As I searched The Daily Collegian for an article on the ceremony, I came across this opinion piece that I think everyone, especially the groups who protested the ceremony, should read:

“In one of yesterday’s letters to the editor, someone said that due to their faith, they “disagree with homosexuality,” and I truly don’t understand what this means. What are you disagreeing with? When people say they “disagree” with something, I usually think of disagreeing with an opinion. So you can disagree with me when I say my opinion is that love in all shapes and forms is a beautiful thing, but you cannot disagree with a state of being.

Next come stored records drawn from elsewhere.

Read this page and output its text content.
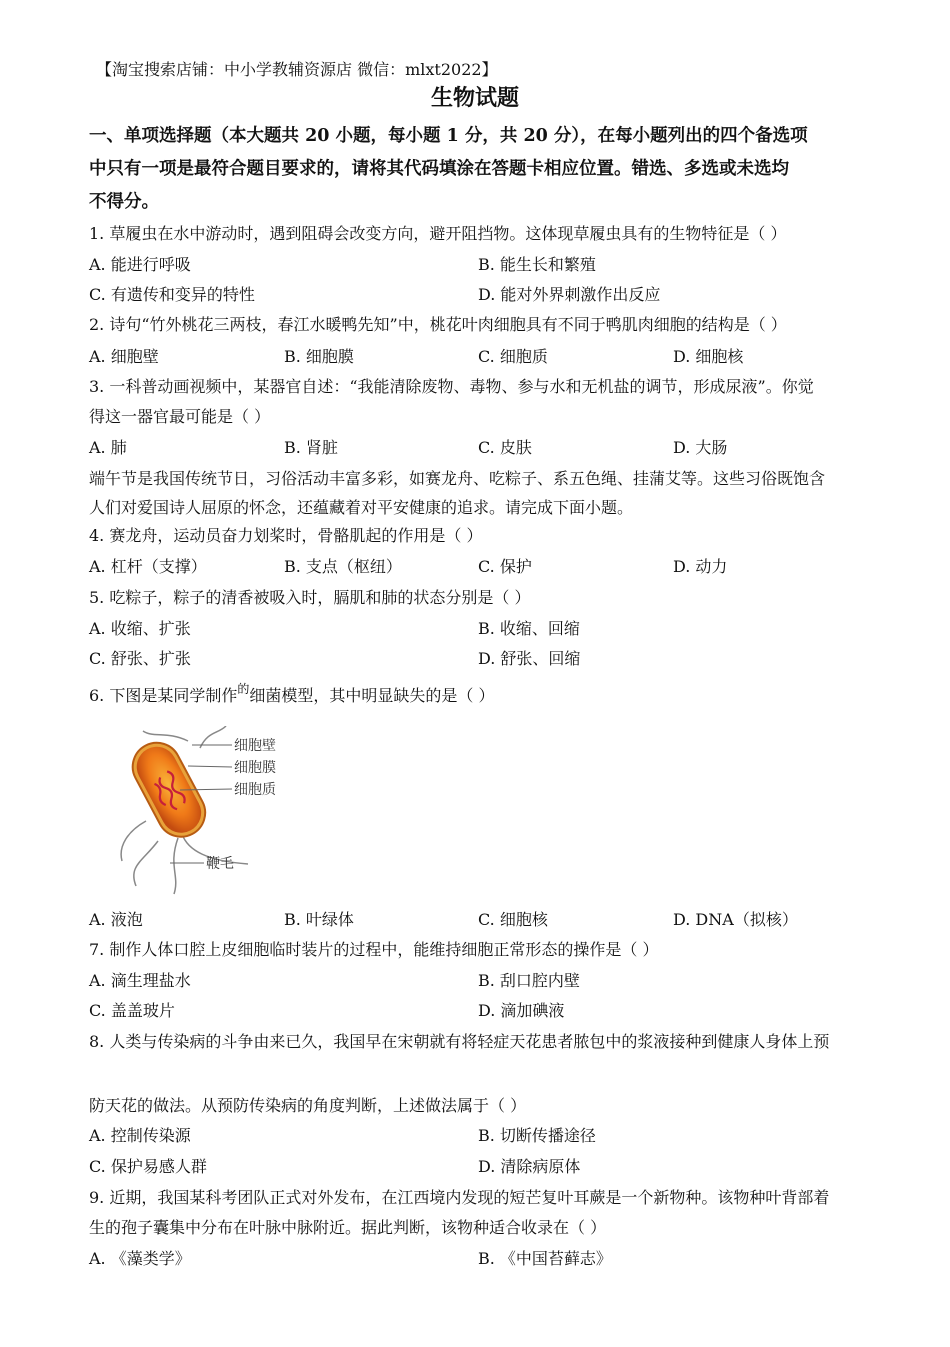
【淘宝搜索店铺：中小学教辅资源店 微信：mlxt2022】
生物试题
一、单项选择题（本大题共 20 小题，每小题 1 分，共 20 分），在每小题列出的四个备选项
中只有一项是最符合题目要求的，请将其代码填涂在答题卡相应位置。错选、多选或未选均
不得分。
1. 草履虫在水中游动时，遇到阻碍会改变方向，避开阻挡物。这体现草履虫具有的生物特征是（ ）
A. 能进行呼吸	B. 能生长和繁殖
C. 有遗传和变异的特性	D. 能对外界刺激作出反应
2. 诗句“竹外桃花三两枝，春江水暖鸭先知”中，桃花叶肉细胞具有不同于鸭肌肉细胞的结构是（ ）
A. 细胞壁	B. 细胞膜	C. 细胞质	D. 细胞核
3. 一科普动画视频中，某器官自述：“我能清除废物、毒物、参与水和无机盐的调节，形成尿液”。你觉
得这一器官最可能是（ ）
A. 肺	B. 肾脏	C. 皮肤	D. 大肠
端午节是我国传统节日，习俗活动丰富多彩，如赛龙舟、吃粽子、系五色绳、挂蒲艾等。这些习俗既饱含
人们对爱国诗人屈原的怀念，还蕴藏着对平安健康的追求。请完成下面小题。
4. 赛龙舟，运动员奋力划桨时，骨骼肌起的作用是（ ）
A. 杠杆（支撑）	B. 支点（枢纽）	C. 保护	D. 动力
5. 吃粽子，粽子的清香被吸入时，膈肌和肺的状态分别是（ ）
A. 收缩、扩张	B. 收缩、回缩
C. 舒张、扩张	D. 舒张、回缩
6. 下图是某同学制作$^的$细菌模型，其中明显缺失的是（ ）
细胞壁
细胞膜
细胞质
鞭毛
A. 液泡	B. 叶绿体	C. 细胞核	D. DNA（拟核）
7. 制作人体口腔上皮细胞临时装片的过程中，能维持细胞正常形态的操作是（ ）
A. 滴生理盐水	B. 刮口腔内壁
C. 盖盖玻片	D. 滴加碘液
8. 人类与传染病的斗争由来已久，我国早在宋朝就有将轻症天花患者脓包中的浆液接种到健康人身体上预
防天花的做法。从预防传染病的角度判断，上述做法属于（ ）
A. 控制传染源	B. 切断传播途径
C. 保护易感人群	D. 清除病原体
9. 近期，我国某科考团队正式对外发布，在江西境内发现的短芒复叶耳蕨是一个新物种。该物种叶背部着
生的孢子囊集中分布在叶脉中脉附近。据此判断，该物种适合收录在（ ）
A. 《藻类学》	B. 《中国苔藓志》
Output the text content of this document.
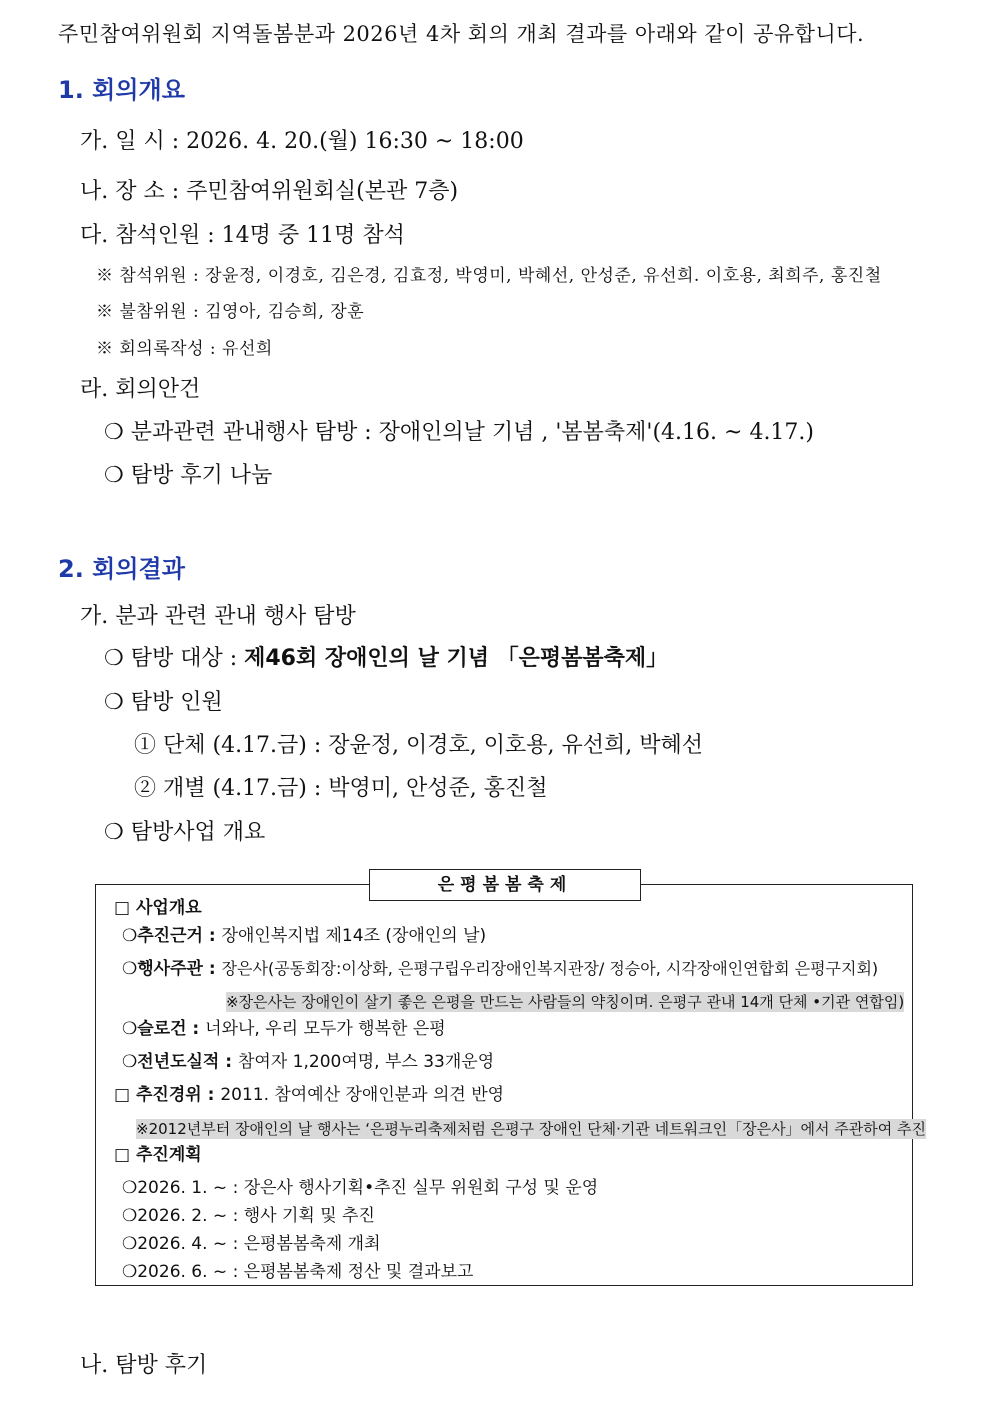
주민참여위원회 지역돌봄분과 2026년 4차 회의 개최 결과를 아래와 같이 공유합니다.
1. 회의개요
가. 일 시 : 2026. 4. 20.(월) 16:30 ~ 18:00
나. 장 소 : 주민참여위원회실(본관 7층)
다. 참석인원 : 14명 중 11명 참석
※ 참석위원 : 장윤정, 이경호, 김은경, 김효정, 박영미, 박혜선, 안성준, 유선희. 이호용, 최희주, 홍진철
※ 불참위원 : 김영아, 김승희, 장훈
※ 회의록작성 : 유선희
라. 회의안건
❍ 분과관련 관내행사 탐방 : 장애인의날 기념 , '봄봄축제'(4.16. ~ 4.17.)
❍ 탐방 후기 나눔
2. 회의결과
가. 분과 관련 관내 행사 탐방
❍ 탐방 대상 : 제46회 장애인의 날 기념 「은평봄봄축제」
❍ 탐방 인원
① 단체 (4.17.금) : 장윤정, 이경호, 이호용, 유선희, 박혜선
② 개별 (4.17.금) : 박영미, 안성준, 홍진철
❍ 탐방사업 개요
은평봄봄축제
□ 사업개요
❍추진근거 : 장애인복지법 제14조 (장애인의 날)
❍행사주관 : 장은사(공동회장:이상화, 은평구립우리장애인복지관장/ 정승아, 시각장애인연합회 은평구지회)
※장은사는 장애인이 살기 좋은 은평을 만드는 사람들의 약칭이며. 은평구 관내 14개 단체 •기관 연합임)
❍슬로건 : 너와나, 우리 모두가 행복한 은평
❍전년도실적 : 참여자 1,200여명, 부스 33개운영
□ 추진경위 : 2011. 참여예산 장애인분과 의견 반영
※2012년부터 장애인의 날 행사는 ‘은평누리축제처럼 은평구 장애인 단체·기관 네트워크인「장은사」에서 주관하여 추진
□ 추진계획
❍2026. 1. ~ : 장은사 행사기획•추진 실무 위원회 구성 및 운영
❍2026. 2. ~ : 행사 기획 및 추진
❍2026. 4. ~ : 은평봄봄축제 개최
❍2026. 6. ~ : 은평봄봄축제 정산 및 결과보고
나. 탐방 후기
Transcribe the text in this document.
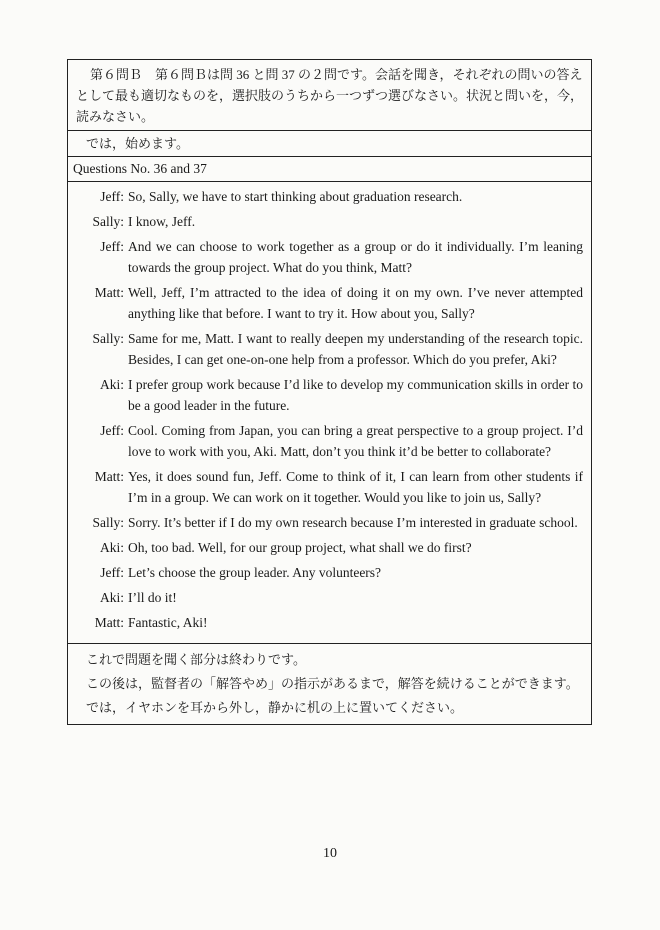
第６問Ｂ　第６問Ｂは問 36 と問 37 の２問です。会話を聞き，それぞれの問いの答えとして最も適切なものを，選択肢のうちから一つずつ選びなさい。状況と問いを，今，読みなさい。
では，始めます。
Questions No. 36 and 37
Jeff: So, Sally, we have to start thinking about graduation research.
Sally: I know, Jeff.
Jeff: And we can choose to work together as a group or do it individually. I’m leaning towards the group project. What do you think, Matt?
Matt: Well, Jeff, I’m attracted to the idea of doing it on my own. I’ve never attempted anything like that before. I want to try it. How about you, Sally?
Sally: Same for me, Matt. I want to really deepen my understanding of the research topic. Besides, I can get one-on-one help from a professor. Which do you prefer, Aki?
Aki: I prefer group work because I’d like to develop my communication skills in order to be a good leader in the future.
Jeff: Cool. Coming from Japan, you can bring a great perspective to a group project. I’d love to work with you, Aki. Matt, don’t you think it’d be better to collaborate?
Matt: Yes, it does sound fun, Jeff. Come to think of it, I can learn from other students if I’m in a group. We can work on it together. Would you like to join us, Sally?
Sally: Sorry. It’s better if I do my own research because I’m interested in graduate school.
Aki: Oh, too bad. Well, for our group project, what shall we do first?
Jeff: Let’s choose the group leader. Any volunteers?
Aki: I’ll do it!
Matt: Fantastic, Aki!
これで問題を聞く部分は終わりです。
この後は，監督者の「解答やめ」の指示があるまで，解答を続けることができます。
では，イヤホンを耳から外し，静かに机の上に置いてください。
10
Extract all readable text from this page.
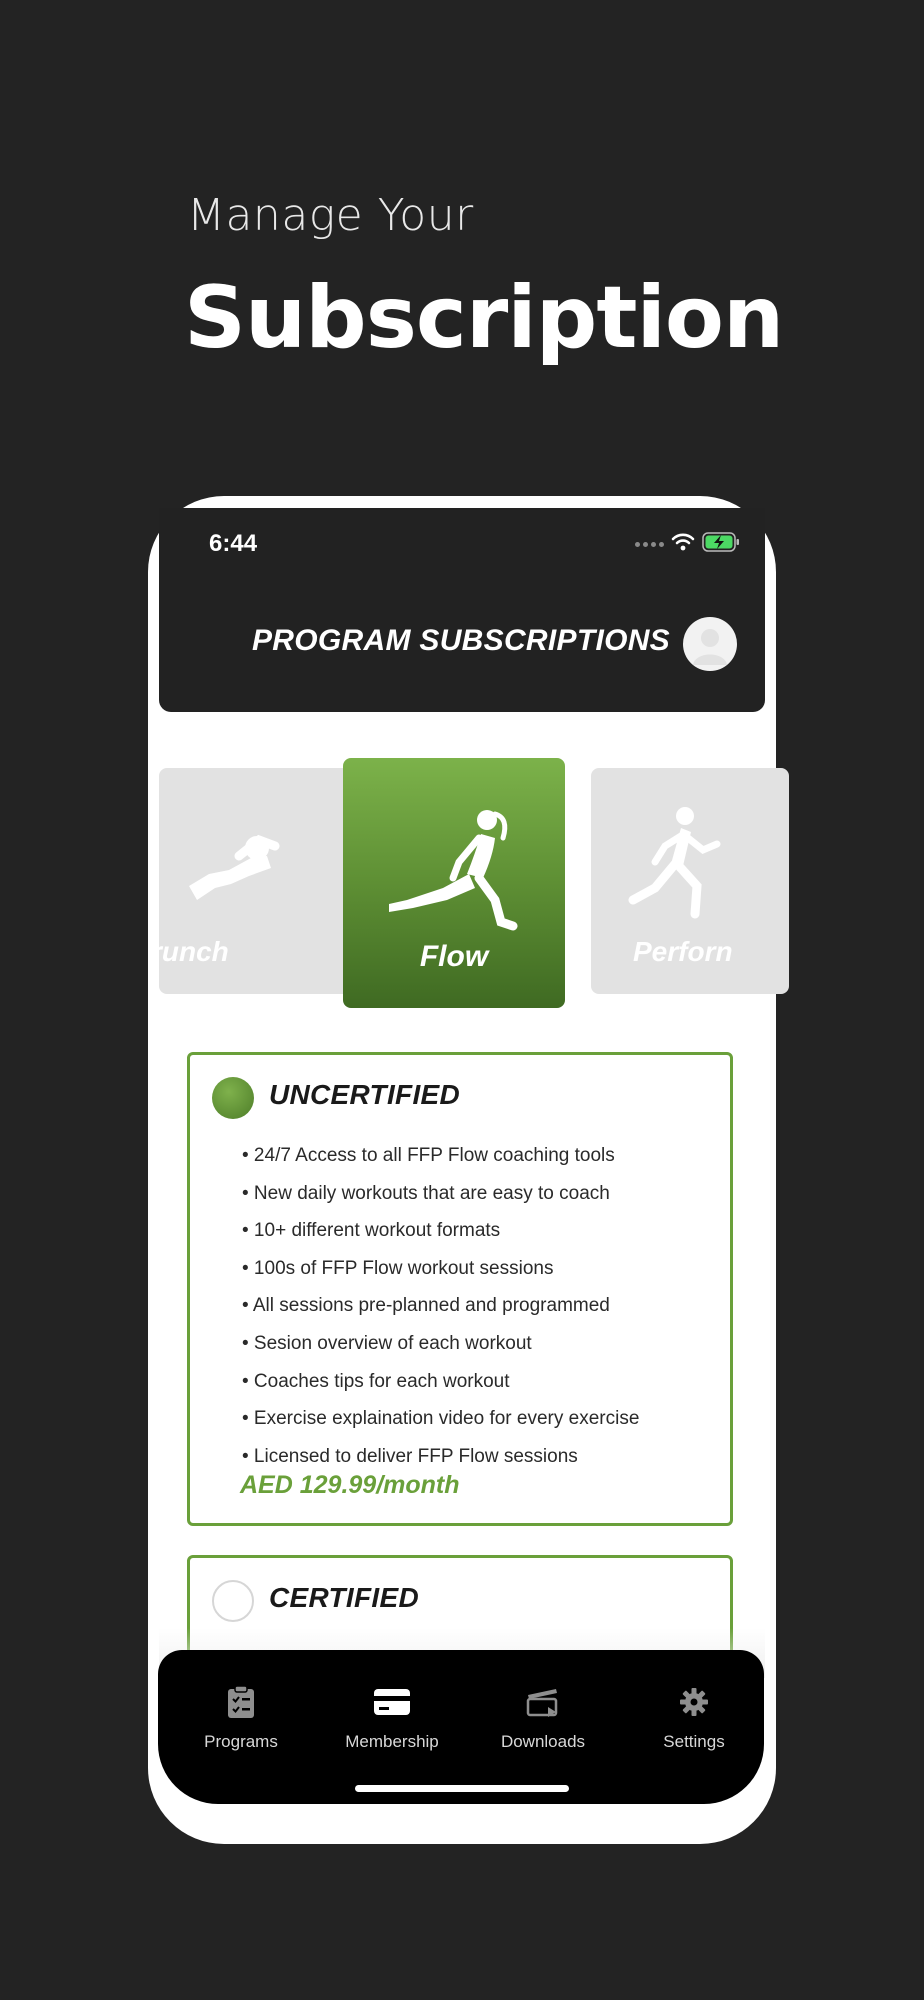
Manage Your
Subscription
6:44
PROGRAM SUBSCRIPTIONS
runch	Flow	Perforn
UNCERTIFIED
• 24/7 Access to all FFP Flow coaching tools
• New daily workouts that are easy to coach
• 10+ different workout formats
• 100s of FFP Flow workout sessions
• All sessions pre-planned and programmed
• Sesion overview of each workout
• Coaches tips for each workout
• Exercise explaination video for every exercise
• Licensed to deliver FFP Flow sessions
AED 129.99/month
CERTIFIED
Programs	Membership	Downloads	Settings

Do you disagree with the way some people breathe? How about the way some people walk? Obviously, you take issue with the way some love.”

Amen, brave Nittany Lion.


  1. Patrick said,

    Disagreeing with homosexuality reminds me of the claim of disbelief in evolution. I’m uncertain how one can choose not to believe IN something which requires no faith at all. Not believing a fact is one thing, but not believing IN that fact is something else entirely. Similarly, disagreeing with a state makes no sense. Would one disagree with a sunny sky? The passage of five minutes? It is possible to dislike these things, but not to disagree with them.

  2. David said,

    I understand what you’re saying, and agree completely, but for some people equating the fact that the sky is blue with the fact that evolution happened doesn’t work. The intersection of science and faith is less like an intersection and more like Spaghetti Junction; people get so twisted around that they confuse things that are fact with things that require faith.

    The question becomes, what is the role of science and how much faith (no pun intended) do we place in its outcomes in a society seemingly dominated by conservative Christianity. Unfortunately, the answers to those questions have been dominated by blind Republicanism for the past eight years (i.e. the stem cell research ban); here’s hoping we can get the US back on the path of enlightenment in ’08.

  3. Patrick said,

    allowing faith to affect how we understand science and letting it affect how we use that understanding are two entirely different things. That’s not on topic though, I guess.